Worth noting that half of the sample came from the NIH/'XMRV' cohort where all cases had a viral-like onset. Let's say half of the remaining cohort (CFI one) also had a viral-like onset and three-quarters of cases, but not all, probably have a viral-like illness. Certainly the NIH cohort means this sample is enriched for patients with a viral onset.
IFN-gamma drives faster tryptophan degradation, causes cognitive problems?
Which is quite dramatic. I wonder if there is a way of testing this?
Yup, one thing I started toying with was that this swathe of cytokine shifts in the early stage might reflect poor HPA control as much as anything. The question then is what is going on later and I cannot work that out.
Well, there certainly seems to be a piece of the puzzle missing. Other diseases involving cytokine abnormalities or microglial activation don't exhibit exertion intolerance/PEM to the degree of ME/SEID.
From what I've read the cytokine issue in major depression is similar to the one in MECFS - there's plenty of evidence things are awry but no clear direction, and results can be inconsistent between labs (as mentioned in this meta analysis).Anyone looking into cytokine studies in Major Depression? We may be side swiped with this by a certain brigade.
Perhaps the results from the gene expression study that Dr Montoya mentioned on the recent conference call might be used to validate, to some extent, the results of the present study (assuming the cohorts are different).
That study looked at the m-RNA from 200 ME/CFS patients and 400 controls. (See this post.)

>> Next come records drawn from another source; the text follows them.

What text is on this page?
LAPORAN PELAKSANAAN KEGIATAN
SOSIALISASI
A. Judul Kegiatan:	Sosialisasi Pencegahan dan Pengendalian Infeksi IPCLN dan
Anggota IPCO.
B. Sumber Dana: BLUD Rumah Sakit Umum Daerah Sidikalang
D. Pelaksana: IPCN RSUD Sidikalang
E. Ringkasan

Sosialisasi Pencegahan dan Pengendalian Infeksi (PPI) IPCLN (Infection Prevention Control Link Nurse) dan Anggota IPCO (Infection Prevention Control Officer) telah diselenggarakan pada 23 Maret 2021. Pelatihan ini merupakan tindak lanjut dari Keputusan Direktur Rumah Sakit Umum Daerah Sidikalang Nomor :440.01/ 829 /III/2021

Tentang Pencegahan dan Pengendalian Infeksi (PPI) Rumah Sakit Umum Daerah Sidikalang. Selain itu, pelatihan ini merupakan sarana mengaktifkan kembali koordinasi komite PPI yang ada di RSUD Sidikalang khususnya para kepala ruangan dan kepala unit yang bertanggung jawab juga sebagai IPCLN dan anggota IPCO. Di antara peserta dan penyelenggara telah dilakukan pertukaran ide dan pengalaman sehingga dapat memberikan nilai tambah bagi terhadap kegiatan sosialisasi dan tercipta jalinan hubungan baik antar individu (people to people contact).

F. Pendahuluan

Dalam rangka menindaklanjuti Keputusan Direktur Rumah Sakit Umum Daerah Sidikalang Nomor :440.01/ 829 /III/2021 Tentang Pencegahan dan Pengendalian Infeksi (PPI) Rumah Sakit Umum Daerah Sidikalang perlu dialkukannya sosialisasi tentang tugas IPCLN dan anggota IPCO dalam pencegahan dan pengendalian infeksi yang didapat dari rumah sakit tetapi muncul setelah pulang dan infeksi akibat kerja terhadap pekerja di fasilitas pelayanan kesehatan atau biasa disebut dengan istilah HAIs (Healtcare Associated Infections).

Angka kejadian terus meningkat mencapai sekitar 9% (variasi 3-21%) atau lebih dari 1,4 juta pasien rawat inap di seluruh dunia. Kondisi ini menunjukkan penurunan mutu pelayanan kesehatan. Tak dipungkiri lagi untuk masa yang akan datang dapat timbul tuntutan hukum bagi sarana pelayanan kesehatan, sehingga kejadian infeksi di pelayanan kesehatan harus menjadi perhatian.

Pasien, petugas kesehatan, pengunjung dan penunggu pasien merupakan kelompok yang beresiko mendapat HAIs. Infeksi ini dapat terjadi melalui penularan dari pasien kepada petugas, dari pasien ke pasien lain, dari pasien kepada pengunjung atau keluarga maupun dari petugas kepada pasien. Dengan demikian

If the expression of the genes from the Montoya study, corresponding to the cytokines measured in the present study, show the same relative differences between: patients at less than 3 years, more than 3 years, and controls, then the present study might (effectively) be considered at least partially validated in a different set of patients (and likewise Montoya's study similarly cross-validated).
On the other hand, if the gene expression for those same cytokines is different, then that wouldn't necessarily prove things one way or the other, since the levels of the cytokines measured in the present study could be affected after gene expression (i.e., post-transcriptionally).